The traditional role of the church, moreover, is bound up with explaining death and calming the fear of death, mainly by promising rewards in the afterlife. As death is removed from daily life and coated in plastic there's less need for Christianity's balm; except perhaps at funerals or in terminal wards, where mortality must, at least temporarily, be confronted. This distancing of death from life is, from the point of view of Catholic theology, spiritually dubious. It's also bad for business. The complaints from the Spanish Catholic dignitaries quoted in L'Osservatore are, then, not primarily about the occult. Not really.
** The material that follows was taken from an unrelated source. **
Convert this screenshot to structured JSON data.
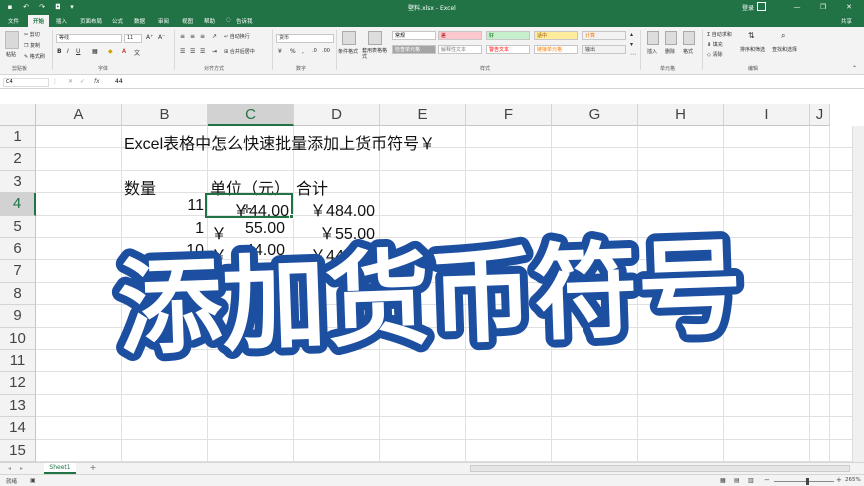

They express broader worries about the loss of church authority that occurs when people are not daily faced with evidence of death.
The Osservatore report quoted José Sánchez González, the Bishop of Sigüenza-Guadalajara, who complained (according to The Times' summation):
that Hallowe’en parties had a “background of the occult and anti-Christianity”. He said that he saw the dark influence of Hollywood playing with the young minds of Spanish children as they danced innocently around pumpkins, little realising that they were attending a pagan festival.
“Due to this influence, Hallowe’en started being celebrated several years ago and it is spreading more and more, without people knowing what it is that they are celebrating,” he said.
As The Times confirms, "the popularity of Hallowe’en has grown in Spain in recent years as the country has gone from being a bastion of Roman Catholicism to a more secular society." Cultural pride and fears about secularisation here mesh with more purely theological anxieties. Note how it's not the dark influence of Satan that the bishop claims to be worried about. It's the dark influence of Hollywood. Except that it's not a "dark" influence at all. It's a light, cheery, dark-dispelling, sentimental and most indubitably un-Spanish influence. And, worst of all, it is growing while his church, even in the traditionally most devout of its historic homelands, is losing ground. Every pumpkin, every trick-or-treater represents, potentially, a lost soul. Lost not to Satan, but to the Catholic Church.